Nachwuchs-Alarm im Schweizer Fussball Knäbel: «Die Österreicher haben uns schon lange abgehängt»

Von Jan Arnet

7.9.2024

«Die Klubs müssen wieder mehr auf ihre Nachwuchschefs hören», sagt Peter Knäbel.
«Die Klubs müssen wieder mehr auf ihre Nachwuchschefs hören», sagt Peter Knäbel.
Keystone

In der Super League kommen Schweizer Talente immer weniger zum Zug. Das könnte für die Nati zum Problem werden. Der frühere Nachwuchschef Peter Knäbel sagt: «Es wird bald schwierig für uns, mit Nationen wie Österreich oder Norwegen mitzuhalten.»

Von Jan Arnet

In der Super League kommen deutlich weniger Schweizer Talente im Alter von unter 21 Jahren zum Einsatz als noch vor fünf Jahren. Auf einheimische Talente setzt fast keiner mehr. Stattdessen werden ausländische Talente verpflichtet. Mit dem Ziel, diese später für viel Geld weiterzuverkaufen. Beim SFV ist man besorgt, was die Entwicklung langfristig für die Schweizer Nati bedeutet. «Ich mache mir Sorgen», gibt Nati-Direktor Pierluigi Tami offen zu.

blue Sport hat Peter Knäbel zum Gespräch getroffen. Er hat jahrelang im Schweizer Fussball-Nachwuchs gearbeitet, war unter anderem Leiter der Nachwuchsabteilung in Wintherthur (2000 bis 2003) und beim FC Basel als Technischer Direktor und Nachwuchschef (2003 bis 2009) tätig.

Von 2009 bis 2014 war Knäbel Technischer Direktor beim Schweizerischen Fussballverband. Nach dem Abstieg des FC Zürich 2016 durchleuchtete und analysierte der Deutsche den FCZ-Nachwuchs. Zuletzt war Knäbel sechs Jahre lang in verschiedenen Funktionen bei Schalke 04 tätig.

Peter Knäbel, der Schweizer Fussball hat ein Nachwuchsproblem. In der Super League setzt fast kein Klub mehr auf die eigene Jugend. Was heisst das für die Zukunft?

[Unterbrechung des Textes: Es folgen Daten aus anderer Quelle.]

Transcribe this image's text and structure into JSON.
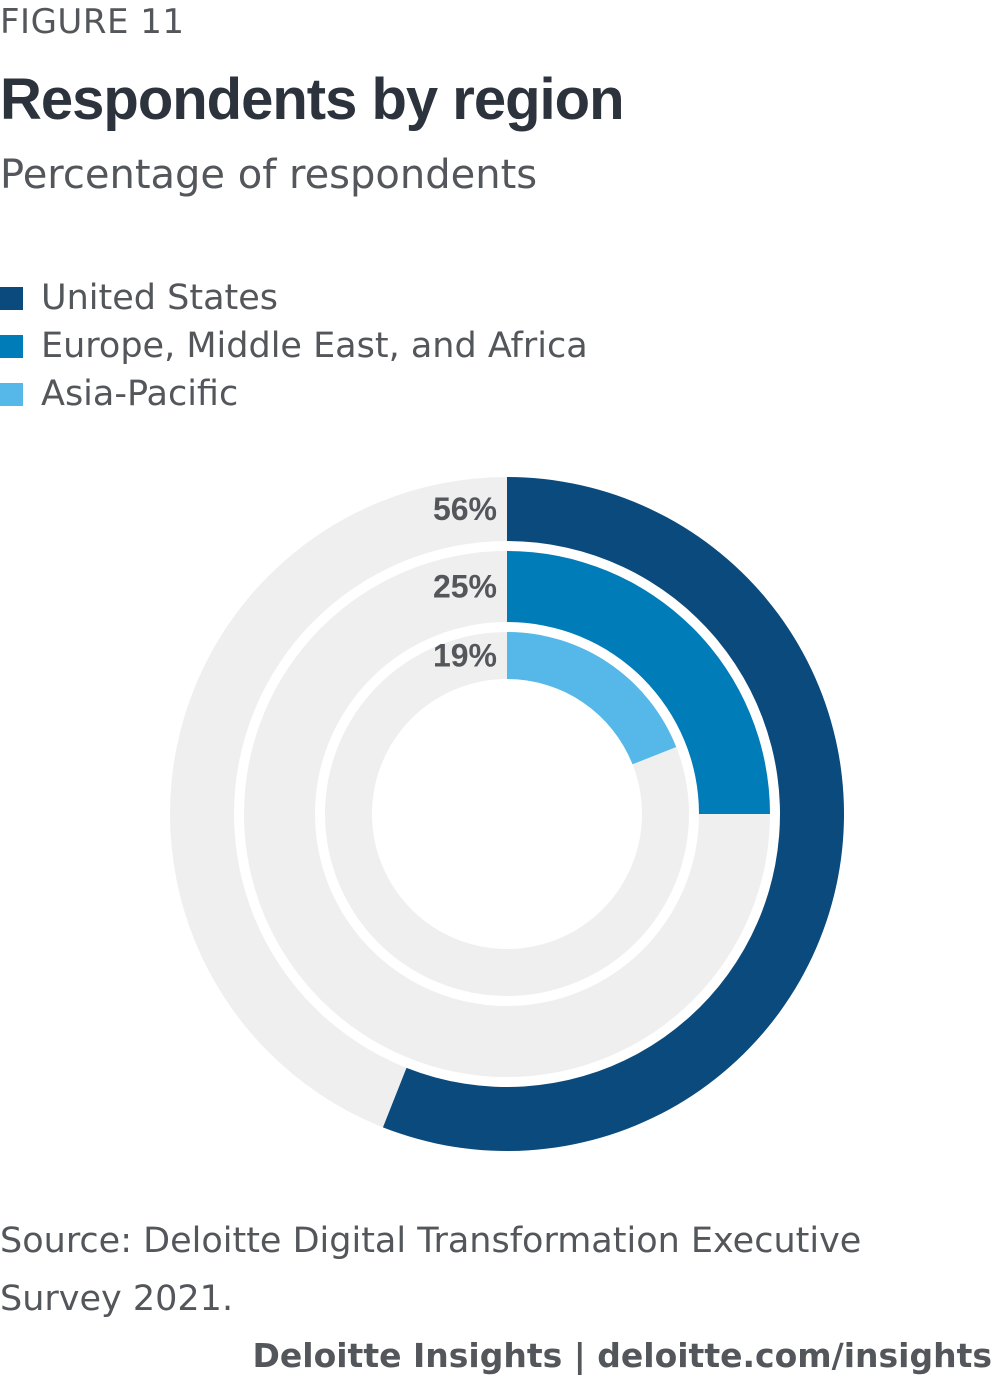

Die Entwicklung der Spielzeit von Schweizer Talenten ist eindeutig negativ. Dazu gehört auch der internationale Vergleich, denn wir müssen immer auch die langfristige Perspektive der Nati im Blick haben. Wenn man sieht, wie sich Österreich, Belgien oder Norwegen entwickelt haben, ist es schwierig für uns, da mitzuhalten. Diese Nationen könnten uns in den nächsten Jahren abhängen.

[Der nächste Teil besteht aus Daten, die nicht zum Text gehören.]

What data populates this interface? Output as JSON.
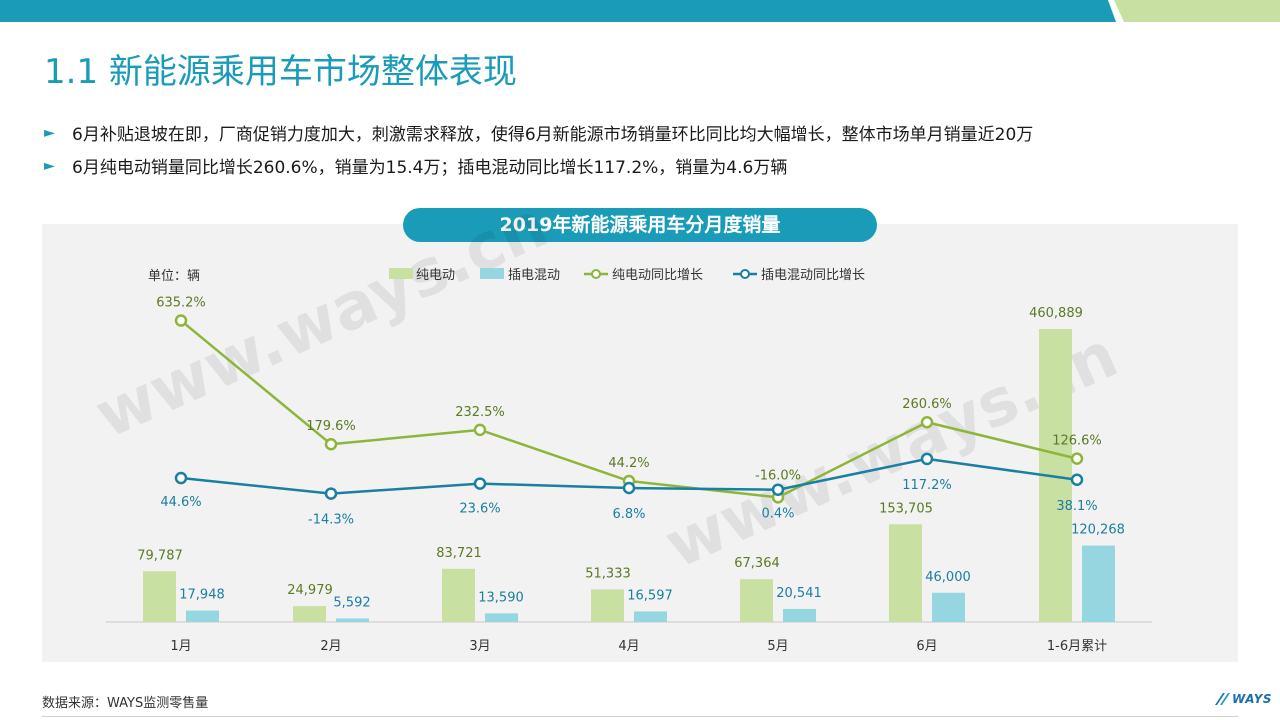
{
  "slide": {
    "title": "1.1 新能源乘用车市场整体表现",
    "bullets": [
      "6月补贴退坡在即，厂商促销力度加大，刺激需求释放，使得6月新能源市场销量环比同比均大幅增长，整体市场单月销量近20万",
      "6月纯电动销量同比增长260.6%，销量为15.4万；插电混动同比增长117.2%，销量为4.6万辆"
    ],
    "source": "数据来源：WAYS监测零售量",
    "logo_text": "WAYS",
    "watermark": "www.ways.cn"
  },
  "colors": {
    "accent": "#1a9bb8",
    "bev_bar": "#c8e0a2",
    "phev_bar": "#96d6e0",
    "bev_line": "#8db53a",
    "phev_line": "#1a7fa1",
    "topbar_right": "#c8e0a2"
  },
  "chart_data": {
    "type": "bar+line",
    "title": "2019年新能源乘用车分月度销量",
    "unit_label": "单位：辆",
    "categories": [
      "1月",
      "2月",
      "3月",
      "4月",
      "5月",
      "6月",
      "1-6月累计"
    ],
    "bar_series": [
      {
        "name": "纯电动",
        "values": [
          79787,
          24979,
          83721,
          51333,
          67364,
          153705,
          460889
        ],
        "labels": [
          "79,787",
          "24,979",
          "83,721",
          "51,333",
          "67,364",
          "153,705",
          "460,889"
        ]
      },
      {
        "name": "插电混动",
        "values": [
          17948,
          5592,
          13590,
          16597,
          20541,
          46000,
          120268
        ],
        "labels": [
          "17,948",
          "5,592",
          "13,590",
          "16,597",
          "20,541",
          "46,000",
          "120,268"
        ]
      }
    ],
    "line_series": [
      {
        "name": "纯电动同比增长",
        "values": [
          635.2,
          179.6,
          232.5,
          44.2,
          -16.0,
          260.6,
          126.6
        ],
        "labels": [
          "635.2%",
          "179.6%",
          "232.5%",
          "44.2%",
          "-16.0%",
          "260.6%",
          "126.6%"
        ]
      },
      {
        "name": "插电混动同比增长",
        "values": [
          44.6,
          -14.3,
          23.6,
          6.8,
          0.4,
          117.2,
          38.1
        ],
        "labels": [
          "44.6%",
          "-14.3%",
          "23.6%",
          "6.8%",
          "0.4%",
          "117.2%",
          "38.1%"
        ]
      }
    ],
    "legend_position": "top"
  }
}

Woran machen Sie das fest?

Regelmässige Spielzeit ist der Schlüssel der Talententwicklung. Die kann man messen, nachvollziehen und vergleichen. Hinweise darauf liefern «einfachere» Zahlen: Wenn man beispielsweise auf die Anzahl Schweizer in der Bundesliga blickt, muss man feststellen, dass uns die Österreicher da schon lange abgehängt haben.

Und was machen die Norweger besser als wir?

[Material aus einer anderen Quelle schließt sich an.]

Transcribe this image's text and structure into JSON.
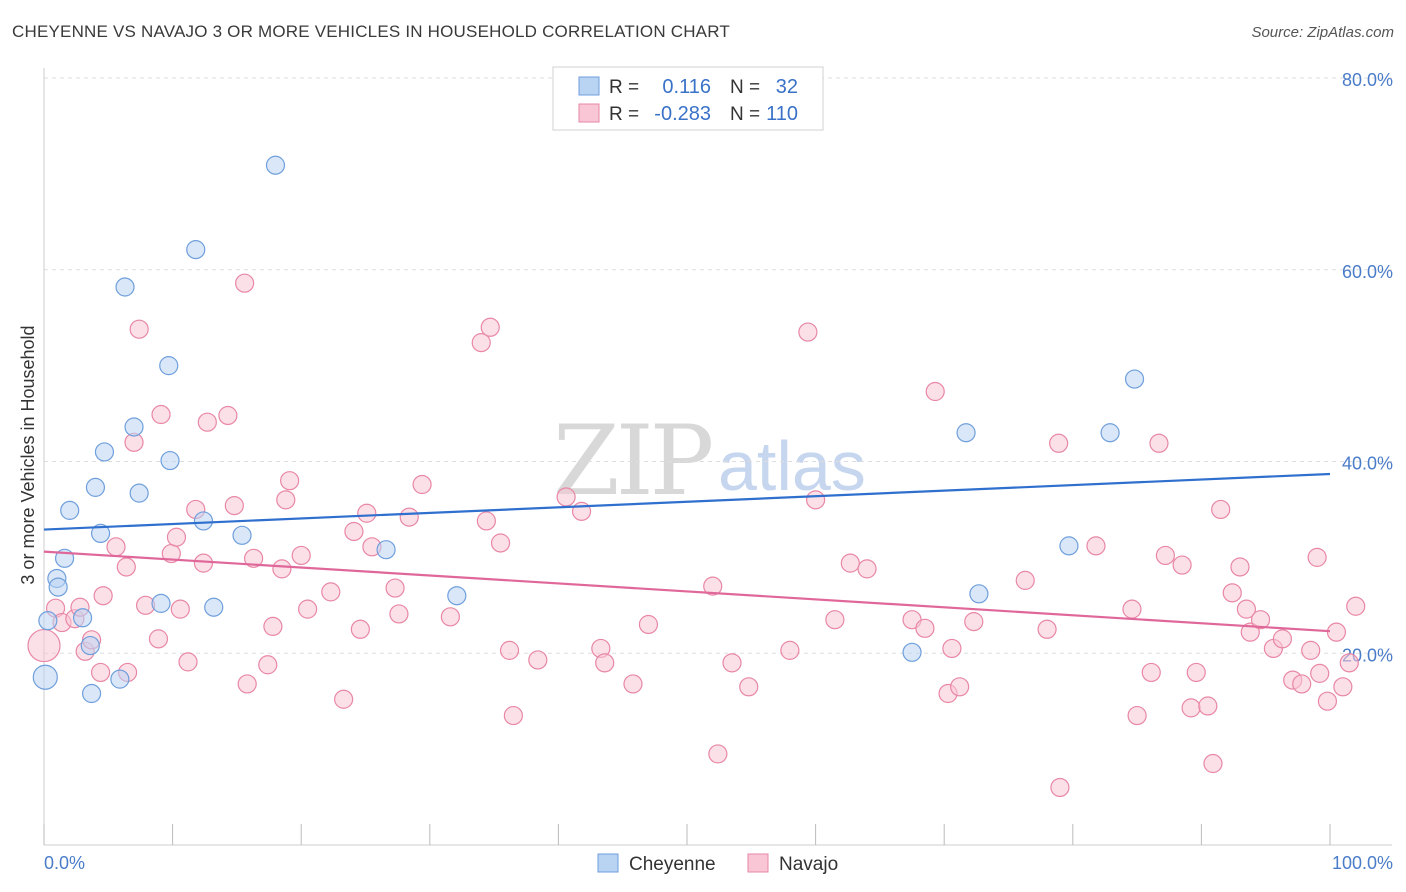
{
  "title": "CHEYENNE VS NAVAJO 3 OR MORE VEHICLES IN HOUSEHOLD CORRELATION CHART",
  "source": "Source: ZipAtlas.com",
  "watermark": {
    "zip": "ZIP",
    "atlas": "atlas"
  },
  "legend": {
    "r_label": "R =",
    "n_label": "N =",
    "entries": [
      {
        "name": "Cheyenne",
        "r": "0.116",
        "n": "32",
        "fill": "#b9d3f3",
        "stroke": "#6f9fdc"
      },
      {
        "name": "Navajo",
        "r": "-0.283",
        "n": "110",
        "fill": "#f9c6d5",
        "stroke": "#e887a6"
      }
    ]
  },
  "colors": {
    "cheyenne_fill": "#b9d3f3",
    "cheyenne_stroke": "#6f9fdc",
    "cheyenne_line": "#2f6fce",
    "navajo_fill": "#f9c6d5",
    "navajo_stroke": "#e887a6",
    "navajo_line": "#e0679a",
    "grid": "#dddddd",
    "tick_label": "#4a7cc9"
  },
  "chart_data": {
    "type": "scatter",
    "title": "CHEYENNE VS NAVAJO 3 OR MORE VEHICLES IN HOUSEHOLD CORRELATION CHART",
    "xlabel": "",
    "ylabel": "3 or more Vehicles in Household",
    "xlim": [
      0,
      100
    ],
    "ylim": [
      0,
      80
    ],
    "x_tick_labels": [
      "0.0%",
      "100.0%"
    ],
    "y_ticks": [
      20,
      40,
      60,
      80
    ],
    "y_tick_labels": [
      "20.0%",
      "40.0%",
      "60.0%",
      "80.0%"
    ],
    "grid": true,
    "legend_position": "top-center",
    "series": [
      {
        "name": "Cheyenne",
        "trend": {
          "x": [
            0,
            100
          ],
          "y": [
            32.9,
            38.7
          ]
        },
        "points": [
          [
            0.1,
            17.5
          ],
          [
            1.0,
            27.8
          ],
          [
            1.1,
            26.9
          ],
          [
            1.6,
            29.9
          ],
          [
            2.0,
            34.9
          ],
          [
            3.0,
            23.7
          ],
          [
            3.6,
            20.8
          ],
          [
            3.7,
            15.8
          ],
          [
            4.0,
            37.3
          ],
          [
            4.4,
            32.5
          ],
          [
            4.7,
            41.0
          ],
          [
            5.9,
            17.3
          ],
          [
            6.3,
            58.2
          ],
          [
            7.0,
            43.6
          ],
          [
            7.4,
            36.7
          ],
          [
            9.1,
            25.2
          ],
          [
            9.7,
            50.0
          ],
          [
            9.8,
            40.1
          ],
          [
            11.8,
            62.1
          ],
          [
            12.4,
            33.8
          ],
          [
            13.2,
            24.8
          ],
          [
            15.4,
            32.3
          ],
          [
            18.0,
            70.9
          ],
          [
            26.6,
            30.8
          ],
          [
            32.1,
            26.0
          ],
          [
            67.5,
            20.1
          ],
          [
            71.7,
            43.0
          ],
          [
            72.7,
            26.2
          ],
          [
            79.7,
            31.2
          ],
          [
            82.9,
            43.0
          ],
          [
            84.8,
            48.6
          ],
          [
            0.3,
            23.4
          ]
        ]
      },
      {
        "name": "Navajo",
        "trend": {
          "x": [
            0,
            100
          ],
          "y": [
            30.6,
            22.3
          ]
        },
        "points": [
          [
            0.0,
            20.8
          ],
          [
            0.9,
            24.7
          ],
          [
            1.4,
            23.2
          ],
          [
            2.4,
            23.6
          ],
          [
            2.8,
            24.8
          ],
          [
            3.2,
            20.2
          ],
          [
            3.7,
            21.4
          ],
          [
            4.4,
            18.0
          ],
          [
            4.6,
            26.0
          ],
          [
            5.6,
            31.1
          ],
          [
            6.4,
            29.0
          ],
          [
            6.5,
            18.0
          ],
          [
            7.0,
            42.0
          ],
          [
            7.4,
            53.8
          ],
          [
            7.9,
            25.0
          ],
          [
            8.9,
            21.5
          ],
          [
            9.1,
            44.9
          ],
          [
            9.9,
            30.4
          ],
          [
            10.3,
            32.1
          ],
          [
            10.6,
            24.6
          ],
          [
            11.2,
            19.1
          ],
          [
            11.8,
            35.0
          ],
          [
            12.4,
            29.4
          ],
          [
            12.7,
            44.1
          ],
          [
            14.3,
            44.8
          ],
          [
            14.8,
            35.4
          ],
          [
            15.6,
            58.6
          ],
          [
            15.8,
            16.8
          ],
          [
            16.3,
            29.9
          ],
          [
            17.4,
            18.8
          ],
          [
            17.8,
            22.8
          ],
          [
            18.5,
            28.8
          ],
          [
            18.8,
            36.0
          ],
          [
            19.1,
            38.0
          ],
          [
            20.0,
            30.2
          ],
          [
            20.5,
            24.6
          ],
          [
            22.3,
            26.4
          ],
          [
            23.3,
            15.2
          ],
          [
            24.1,
            32.7
          ],
          [
            24.6,
            22.5
          ],
          [
            25.1,
            34.6
          ],
          [
            25.5,
            31.1
          ],
          [
            27.3,
            26.8
          ],
          [
            27.6,
            24.1
          ],
          [
            28.4,
            34.2
          ],
          [
            29.4,
            37.6
          ],
          [
            31.6,
            23.8
          ],
          [
            34.0,
            52.4
          ],
          [
            34.4,
            33.8
          ],
          [
            34.7,
            54.0
          ],
          [
            35.5,
            31.5
          ],
          [
            36.2,
            20.3
          ],
          [
            36.5,
            13.5
          ],
          [
            38.4,
            19.3
          ],
          [
            40.6,
            36.3
          ],
          [
            41.8,
            34.8
          ],
          [
            43.3,
            20.5
          ],
          [
            43.6,
            19.0
          ],
          [
            45.8,
            16.8
          ],
          [
            47.0,
            23.0
          ],
          [
            52.0,
            27.0
          ],
          [
            52.4,
            9.5
          ],
          [
            53.5,
            19.0
          ],
          [
            54.8,
            16.5
          ],
          [
            58.0,
            20.3
          ],
          [
            59.4,
            53.5
          ],
          [
            60.0,
            36.0
          ],
          [
            61.5,
            23.5
          ],
          [
            62.7,
            29.4
          ],
          [
            64.0,
            28.8
          ],
          [
            67.5,
            23.5
          ],
          [
            68.5,
            22.6
          ],
          [
            69.3,
            47.3
          ],
          [
            70.3,
            15.8
          ],
          [
            70.6,
            20.5
          ],
          [
            71.2,
            16.5
          ],
          [
            72.3,
            23.3
          ],
          [
            76.3,
            27.6
          ],
          [
            78.0,
            22.5
          ],
          [
            78.9,
            41.9
          ],
          [
            79.0,
            6.0
          ],
          [
            81.8,
            31.2
          ],
          [
            84.6,
            24.6
          ],
          [
            85.0,
            13.5
          ],
          [
            86.1,
            18.0
          ],
          [
            86.7,
            41.9
          ],
          [
            87.2,
            30.2
          ],
          [
            88.5,
            29.2
          ],
          [
            89.2,
            14.3
          ],
          [
            89.6,
            18.0
          ],
          [
            90.5,
            14.5
          ],
          [
            90.9,
            8.5
          ],
          [
            91.5,
            35.0
          ],
          [
            92.4,
            26.3
          ],
          [
            93.0,
            29.0
          ],
          [
            93.5,
            24.6
          ],
          [
            93.8,
            22.2
          ],
          [
            94.6,
            23.5
          ],
          [
            95.6,
            20.5
          ],
          [
            96.3,
            21.5
          ],
          [
            97.1,
            17.2
          ],
          [
            97.8,
            16.8
          ],
          [
            98.5,
            20.3
          ],
          [
            99.0,
            30.0
          ],
          [
            99.2,
            17.9
          ],
          [
            99.8,
            15.0
          ],
          [
            100.5,
            22.2
          ],
          [
            101.0,
            16.5
          ],
          [
            101.5,
            19.0
          ],
          [
            102.0,
            24.9
          ]
        ]
      }
    ]
  }
}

Sie setzen offensichtlich mehr auf den eigenen Nachwuchs. Beispiel Bodø/Glimt: Die spielen im Champions-League-Playoff mit neun Norwegern in der Startelf. Letztes Jahr schaffte es Norwegen bei der U19-EM in den Halbfinal. Wir müssen also genug Toptalente heranführen und ihnen das Vertrauen in Form von regelmässiger Spielzeit geben. In diesen Bereichen waren wir schon besser. Andere Nationen machen uns vor, wie es heute geht.

Nati-Direktor Pierluigi Tami sagt, dass man jetzt reagieren muss, sonst könnte es langfristig gefährlich werden für die Schweizer Nati.

Es ist wichtig, dass das Thema jetzt auf dem Radar ist. Ich kann verstehen, dass das Thema Ausbildung deutlich unattraktiver ist als Transfernews. Das ändert sich erst bei Misserfolgen. Dann ist es aber meist schon viel zu spät.

Tami: «Die Situation im Nachwuchs könnte zum Problem in der Nati werden»

Tami: «Die Situation im Nachwuchs könnte zum Problem in der Nati werden»

Immer weniger Klubs in der Super League setzen auf Schweizer Talente. Nati-Direktor Pierluigi Tami ist besorgt: «Das könnte langfristig gefährlich werden für die Nati. Wir müssen reagieren, sonst haben wir bald ein Problem.»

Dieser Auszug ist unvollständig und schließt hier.